En vieillissant, j’apprécie beaucoup plus ma culture. Cela me fait comprendre pourquoi ces communautés diasporiques doivent s’accrocher à cette culture pour avoir un sentiment d’appartenance à un lieu étranger. Je vois comment cela se passe – je me retrouve à écouter de la vieille école Mate Bulić ou Prljavo Kazalište et mon mari entrera et il dira: «Qu’est-ce que tu écoutes? Vous existez toujours dans des mondes différents. Je pense que cela m’a donné une perspective plus riche. Il y a aussi cet esprit de réinvention que je pense avoir hérité de mes parents. Mon père ne parlait pas un mot d’anglais et était totalement seul, n’avait pas de famille. Vous êtes vraiment obligé de vous trouver une nouvelle identité tout en conservant l’ancienne. Alors j’ai fait ça. Je n’avais même pas réalisé à quel point je faisais ça. Avec le recul, quand j’ai déménagé à Los Angeles, je suis la fille de mon père de cette manière où je devais juste le comprendre. C’est peut-être pour ça que j’étais si intéressé par la performance et que j’essayais différentes choses.
Quelle part de vous-même est dans vos personnages ?
Il y a une blessure ou un problème central avec lequel je lutte, et je vais le prendre et l’exagérer vraiment et le développer. Je pense en quelque sorte que c’est du GN comme ces personnes différentes, terribles ou totalement délirantes. Il y a cette miette de vérité – courir après un gars qui s’en fiche complètement, ou attendre un e-mail qui va changer ma vie. Je suis comme, Jusqu’où puis-je étendre cela? C’est tellement drôle pour moi. Je suis capable de créer une certaine distance par rapport à cela et de rire de moi-même quand je suis si sérieux. C’est en quelque sorte thérapeutique.

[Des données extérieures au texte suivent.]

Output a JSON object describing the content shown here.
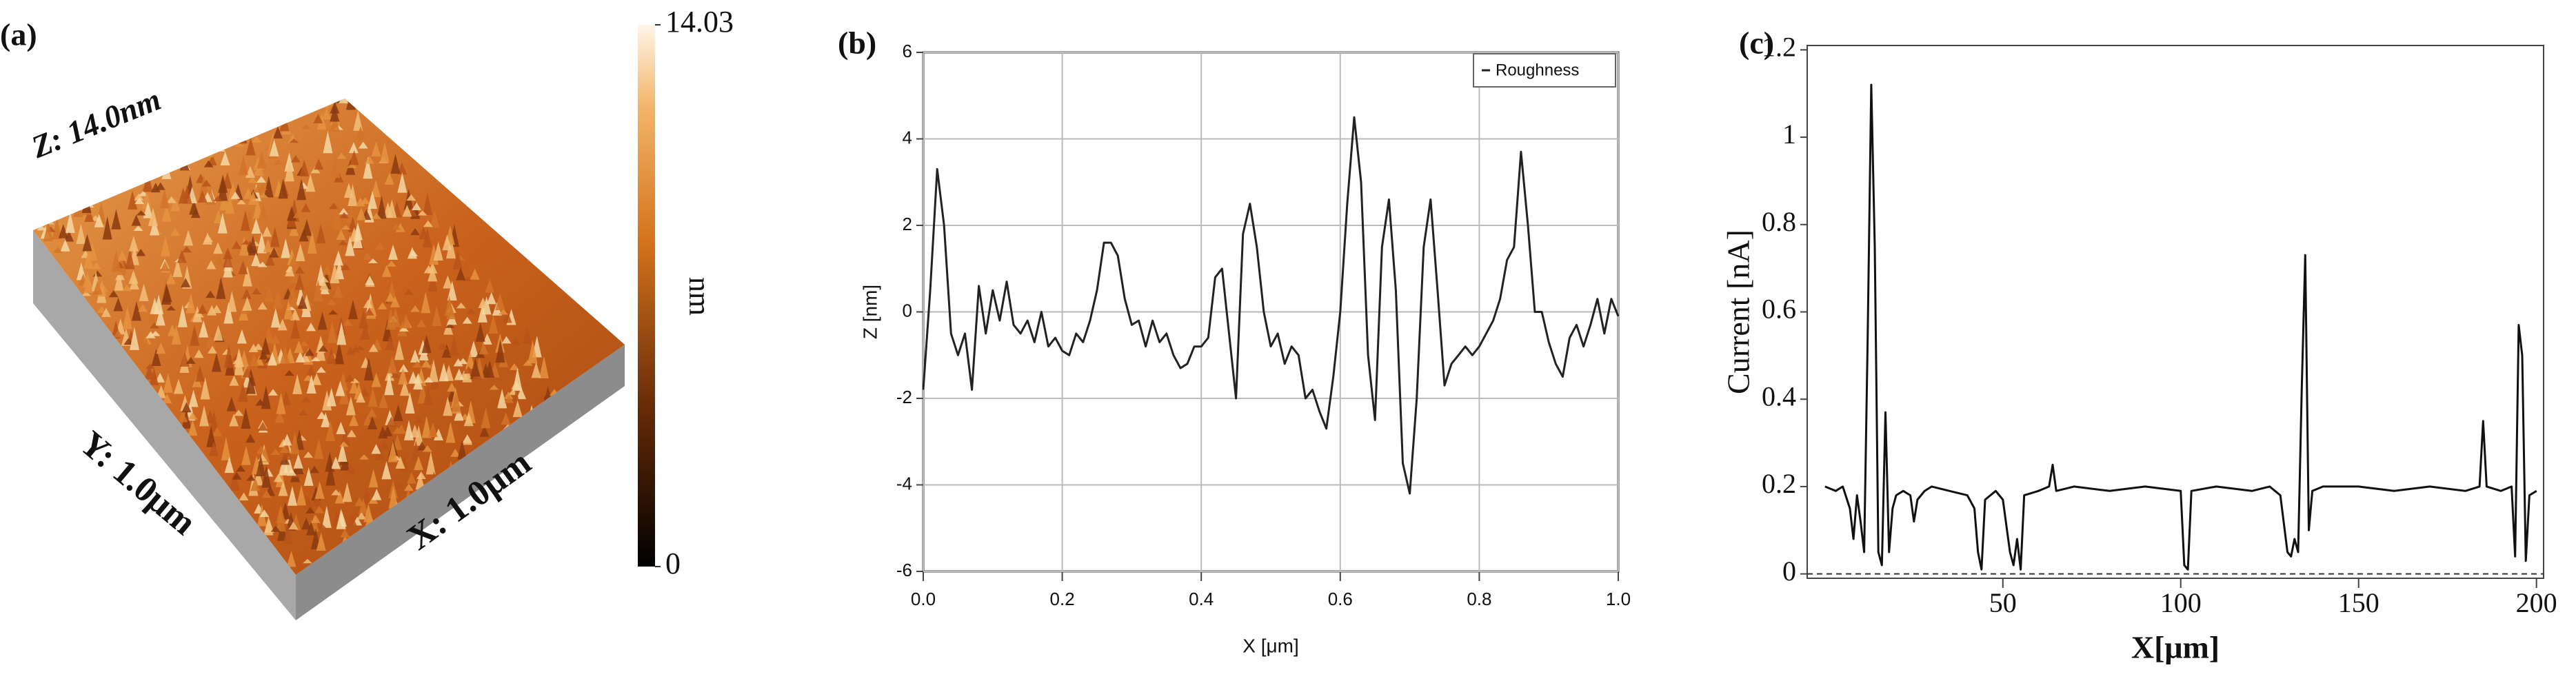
{
  "chart_data": [
    {
      "type": "surface3d",
      "panel_label": "(a)",
      "annotations": [
        "Z: 14.0nm",
        "Y: 1.0μm",
        "X: 1.0μm"
      ],
      "clim": [
        0,
        14.03
      ],
      "cticks": [
        0,
        14.03
      ],
      "colorbar_label": "nm"
    },
    {
      "type": "line",
      "panel_label": "(b)",
      "xlabel": "X [μm]",
      "ylabel": "Z [nm]",
      "x": [
        0,
        0.01,
        0.02,
        0.03,
        0.04,
        0.05,
        0.06,
        0.07,
        0.08,
        0.09,
        0.1,
        0.11,
        0.12,
        0.13,
        0.14,
        0.15,
        0.16,
        0.17,
        0.18,
        0.19,
        0.2,
        0.21,
        0.22,
        0.23,
        0.24,
        0.25,
        0.26,
        0.27,
        0.28,
        0.29,
        0.3,
        0.31,
        0.32,
        0.33,
        0.34,
        0.35,
        0.36,
        0.37,
        0.38,
        0.39,
        0.4,
        0.41,
        0.42,
        0.43,
        0.44,
        0.45,
        0.46,
        0.47,
        0.48,
        0.49,
        0.5,
        0.51,
        0.52,
        0.53,
        0.54,
        0.55,
        0.56,
        0.57,
        0.58,
        0.59,
        0.6,
        0.61,
        0.62,
        0.63,
        0.64,
        0.65,
        0.66,
        0.67,
        0.68,
        0.69,
        0.7,
        0.71,
        0.72,
        0.73,
        0.74,
        0.75,
        0.76,
        0.77,
        0.78,
        0.79,
        0.8,
        0.81,
        0.82,
        0.83,
        0.84,
        0.85,
        0.86,
        0.87,
        0.88,
        0.89,
        0.9,
        0.91,
        0.92,
        0.93,
        0.94,
        0.95,
        0.96,
        0.97,
        0.98,
        0.99,
        1
      ],
      "series": [
        {
          "name": "Roughness",
          "color": "#222222",
          "values": [
            -1.8,
            0.5,
            3.3,
            2.0,
            -0.5,
            -1.0,
            -0.5,
            -1.8,
            0.6,
            -0.5,
            0.5,
            -0.2,
            0.7,
            -0.3,
            -0.5,
            -0.2,
            -0.7,
            0.0,
            -0.8,
            -0.6,
            -0.9,
            -1.0,
            -0.5,
            -0.7,
            -0.2,
            0.5,
            1.6,
            1.6,
            1.3,
            0.3,
            -0.3,
            -0.2,
            -0.8,
            -0.2,
            -0.7,
            -0.5,
            -1.0,
            -1.3,
            -1.2,
            -0.8,
            -0.8,
            -0.6,
            0.8,
            1.0,
            -0.5,
            -2.0,
            1.8,
            2.5,
            1.5,
            0.0,
            -0.8,
            -0.5,
            -1.2,
            -0.8,
            -1.0,
            -2.0,
            -1.8,
            -2.3,
            -2.7,
            -1.5,
            0.0,
            2.5,
            4.5,
            3.0,
            -1.0,
            -2.5,
            1.5,
            2.6,
            0.5,
            -3.5,
            -4.2,
            -2.0,
            1.5,
            2.6,
            0.5,
            -1.7,
            -1.2,
            -1.0,
            -0.8,
            -1.0,
            -0.8,
            -0.5,
            -0.2,
            0.3,
            1.2,
            1.5,
            3.7,
            2.0,
            0.0,
            0.0,
            -0.7,
            -1.2,
            -1.5,
            -0.6,
            -0.3,
            -0.8,
            -0.3,
            0.3,
            -0.5,
            0.3,
            -0.1
          ]
        }
      ],
      "xlim": [
        0,
        1
      ],
      "ylim": [
        -6,
        6
      ],
      "xticks": [
        {
          "value": 0,
          "label": "0.0"
        },
        0.2,
        0.4,
        0.6,
        0.8,
        {
          "value": 1,
          "label": "1.0"
        }
      ],
      "yticks": [
        -6,
        -4,
        -2,
        0,
        2,
        4,
        6
      ],
      "grid": true,
      "legend": "upper right"
    },
    {
      "type": "line",
      "panel_label": "(c)",
      "xlabel": "X[μm]",
      "ylabel": "Current [nA]",
      "x": [
        0,
        3,
        5,
        7,
        8,
        9,
        10,
        11,
        12,
        13,
        14,
        15,
        16,
        17,
        18,
        19,
        20,
        22,
        24,
        25,
        26,
        28,
        30,
        35,
        40,
        42,
        43,
        44,
        45,
        48,
        50,
        52,
        53,
        54,
        55,
        56,
        60,
        63,
        64,
        65,
        70,
        80,
        90,
        100,
        101,
        102,
        103,
        110,
        120,
        125,
        128,
        130,
        131,
        132,
        133,
        134,
        135,
        136,
        137,
        140,
        150,
        160,
        170,
        180,
        184,
        185,
        186,
        190,
        193,
        194,
        195,
        196,
        197,
        198,
        200
      ],
      "values": [
        0.2,
        0.19,
        0.2,
        0.15,
        0.08,
        0.18,
        0.12,
        0.05,
        0.54,
        1.12,
        0.75,
        0.05,
        0.02,
        0.37,
        0.05,
        0.15,
        0.18,
        0.19,
        0.18,
        0.12,
        0.17,
        0.19,
        0.2,
        0.19,
        0.18,
        0.15,
        0.05,
        0.01,
        0.17,
        0.19,
        0.17,
        0.05,
        0.02,
        0.08,
        0.01,
        0.18,
        0.19,
        0.2,
        0.25,
        0.19,
        0.2,
        0.19,
        0.2,
        0.19,
        0.02,
        0.01,
        0.19,
        0.2,
        0.19,
        0.2,
        0.18,
        0.05,
        0.04,
        0.08,
        0.05,
        0.42,
        0.73,
        0.1,
        0.19,
        0.2,
        0.2,
        0.19,
        0.2,
        0.19,
        0.2,
        0.35,
        0.2,
        0.19,
        0.2,
        0.04,
        0.57,
        0.5,
        0.03,
        0.18,
        0.19
      ],
      "color": "#111111",
      "xlim": [
        -5,
        202
      ],
      "ylim": [
        -0.01,
        1.21
      ],
      "xticks": [
        50,
        100,
        150,
        200
      ],
      "yticks": [
        0,
        0.2,
        0.4,
        0.6,
        0.8,
        1,
        1.2
      ],
      "hlines": [
        0
      ],
      "grid": false
    }
  ]
}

Pouvez-vous parler de la façon dont d’autres formes d’art ont influencé votre écriture et des avantages d’une approche multi-supports ? Comment votre communauté artistique vous a-t-elle influencée ?

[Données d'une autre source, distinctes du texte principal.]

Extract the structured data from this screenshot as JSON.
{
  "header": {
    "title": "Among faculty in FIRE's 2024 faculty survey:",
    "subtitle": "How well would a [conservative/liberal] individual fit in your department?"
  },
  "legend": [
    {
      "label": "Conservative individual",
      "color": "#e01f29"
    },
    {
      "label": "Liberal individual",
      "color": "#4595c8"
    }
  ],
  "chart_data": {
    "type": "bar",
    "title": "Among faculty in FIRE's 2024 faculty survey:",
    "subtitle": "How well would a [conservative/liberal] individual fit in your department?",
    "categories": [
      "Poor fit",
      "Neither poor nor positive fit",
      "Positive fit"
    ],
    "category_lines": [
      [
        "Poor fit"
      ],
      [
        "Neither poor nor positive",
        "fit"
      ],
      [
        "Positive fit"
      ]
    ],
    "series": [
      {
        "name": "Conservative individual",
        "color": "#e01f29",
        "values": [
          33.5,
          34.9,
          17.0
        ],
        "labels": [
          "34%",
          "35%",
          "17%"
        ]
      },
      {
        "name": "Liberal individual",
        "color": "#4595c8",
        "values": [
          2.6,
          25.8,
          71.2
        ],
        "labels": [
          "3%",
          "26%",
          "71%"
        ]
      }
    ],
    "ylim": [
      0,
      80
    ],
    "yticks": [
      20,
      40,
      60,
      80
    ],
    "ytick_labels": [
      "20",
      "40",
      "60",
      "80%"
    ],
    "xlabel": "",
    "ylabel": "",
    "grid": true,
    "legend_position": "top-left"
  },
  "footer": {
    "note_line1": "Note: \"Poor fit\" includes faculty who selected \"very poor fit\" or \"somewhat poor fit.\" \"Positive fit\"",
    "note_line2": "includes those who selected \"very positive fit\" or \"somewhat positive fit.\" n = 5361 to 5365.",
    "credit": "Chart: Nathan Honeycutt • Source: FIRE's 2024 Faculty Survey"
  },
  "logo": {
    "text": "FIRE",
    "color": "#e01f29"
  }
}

Tous mes amis sont des artistes de différents genres : musiciens, peintres, plasticiens. Dans ma vie d’entreprise, j’ai travaillé avec beaucoup d’artistes visuels, aidant à les soutenir. J’ai vraiment de la chance en ce sens, car leur approche de leurs médiums m’aide aussi à m’informer et à m’inspirer. J’ai beaucoup collaboré avec d’autres artistes. J’aime vraiment travailler avec mes amis si je le peux, parce que l’écriture est si solitaire. Et c’est vraiment amusant. Il y a ce genre d’esprit DIY à LA
Votre chemin n’était pas le pipeline typique de « MFA à la première collection » ; il vous a fallu des années de travail régulier et d’écriture à côté pour arriver ici. Avez-vous des conseils pour les autres qui empruntent des chemins non traditionnels ?

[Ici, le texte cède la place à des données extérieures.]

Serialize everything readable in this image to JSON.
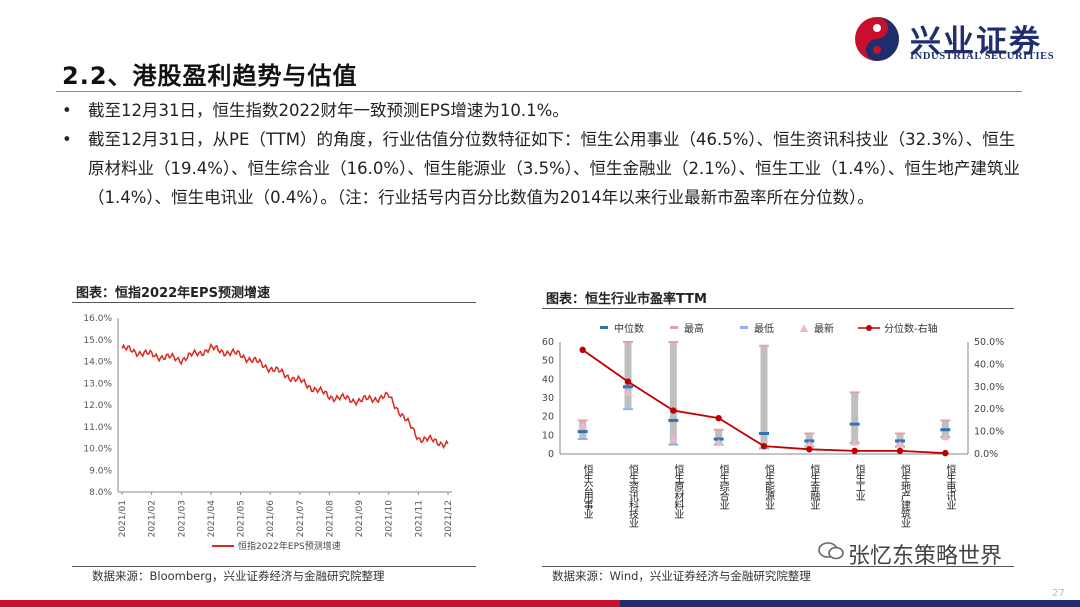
{
  "header": {
    "title": "2.2、港股盈利趋势与估值",
    "logo_cn": "兴业证券",
    "logo_en": "INDUSTRIAL SECURITIES"
  },
  "bullets": [
    "截至12月31日，恒生指数2022财年一致预测EPS增速为10.1%。",
    "截至12月31日，从PE（TTM）的角度，行业估值分位数特征如下：恒生公用事业（46.5%）、恒生资讯科技业（32.3%）、恒生原材料业（19.4%）、恒生综合业（16.0%）、恒生能源业（3.5%）、恒生金融业（2.1%）、恒生工业（1.4%）、恒生地产建筑业（1.4%）、恒生电讯业（0.4%）。（注：行业括号内百分比数值为2014年以来行业最新市盈率所在分位数）。"
  ],
  "bullet_marker": "•",
  "chart1": {
    "title": "图表：恒指2022年EPS预测增速",
    "source": "数据来源：Bloomberg，兴业证券经济与金融研究院整理",
    "line_color": "#d9281e"
  },
  "chart2": {
    "title": "图表：恒生行业市盈率TTM",
    "source": "数据来源：Wind，兴业证券经济与金融研究院整理",
    "colors": {
      "median": "#2e75b6",
      "high": "#e8a0a8",
      "low": "#8db4e2",
      "latest": "#f4b6c2",
      "bar": "#bfbfbf",
      "pct": "#c00000"
    }
  },
  "chart_data": [
    {
      "type": "line",
      "x": [
        "2021/01",
        "2021/02",
        "2021/03",
        "2021/04",
        "2021/05",
        "2021/06",
        "2021/07",
        "2021/08",
        "2021/09",
        "2021/10",
        "2021/11",
        "2021/12"
      ],
      "series": [
        {
          "name": "恒指2022年EPS预测增速",
          "values": [
            14.6,
            14.3,
            14.1,
            14.6,
            14.3,
            13.7,
            13.1,
            12.4,
            12.2,
            12.4,
            10.5,
            10.2
          ]
        }
      ],
      "ylim": [
        8.0,
        16.0
      ],
      "y_ticks": [
        "8.0%",
        "9.0%",
        "10.0%",
        "11.0%",
        "12.0%",
        "13.0%",
        "14.0%",
        "15.0%",
        "16.0%"
      ],
      "legend": "bottom"
    },
    {
      "type": "bar",
      "categories": [
        "恒生公用事业",
        "恒生资讯科技业",
        "恒生原材料业",
        "恒生综合业",
        "恒生能源业",
        "恒生金融业",
        "恒生工业",
        "恒生地产建筑业",
        "恒生电讯业"
      ],
      "legend_labels": [
        "中位数",
        "最高",
        "最低",
        "最新",
        "分位数-右轴"
      ],
      "series": [
        {
          "name": "最低",
          "values": [
            8,
            24,
            5,
            5,
            3,
            4,
            6,
            4,
            9
          ]
        },
        {
          "name": "最高",
          "values": [
            18,
            60,
            60,
            13,
            58,
            11,
            33,
            11,
            18
          ]
        },
        {
          "name": "中位数",
          "values": [
            12,
            36,
            18,
            8,
            11,
            7,
            16,
            7,
            13
          ]
        },
        {
          "name": "最新",
          "values": [
            15,
            33,
            8,
            6,
            5,
            5,
            6,
            5,
            9
          ]
        },
        {
          "name": "分位数-右轴",
          "values": [
            46.5,
            32.3,
            19.4,
            16.0,
            3.5,
            2.1,
            1.4,
            1.4,
            0.4
          ]
        }
      ],
      "ylim": [
        0,
        60
      ],
      "y_ticks": [
        "0",
        "10",
        "20",
        "30",
        "40",
        "50",
        "60"
      ],
      "y2lim": [
        0,
        50
      ],
      "y2_ticks": [
        "0.0%",
        "10.0%",
        "20.0%",
        "30.0%",
        "40.0%",
        "50.0%"
      ],
      "y2_tick_step": 5,
      "legend": "top"
    }
  ],
  "watermark": "张忆东策略世界",
  "page_number": "27"
}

Cela prend vraiment beaucoup de temps. Ce qui est cool dans le monde littéraire, c’est que j’ai la trentaine et que je suis fondamentalement un adolescent. Vous commencerez plus tard. Il y a tellement d’autres domaines où ce n’est pas vrai. Je suis amie avec beaucoup de musiciennes qui ressentent vraiment la pression de vieillir – il y a une telle obsession pour la culture des jeunes ici qui est toxique et folle. Ma meilleure amie et moi avons vraiment eu de la chance, car elle est peintre et je suis écrivain. On peut vieillir avec grâce et ça n’a pas d’importance, parce que j’ai l’impression de m’améliorer chaque année.
Pourtant, j’ai dû me battre contre une critique intérieure très bruyante, car je n’avais pas de conteneur pour cela, ni de cadre : Voici les étapes à suivre, et voici les personnes qui peuvent vous aider. Je cherchais vraiment à me repérer dans le noir, en termes de navigation. Je veux en parler – pas pour être comme, Je suis spécial, mais être comme, C’est tout à fait possible. Vous devez juste avoir un niveau de discipline punitif. Une forte éthique de travail slave et une culpabilité catholique sont également utiles.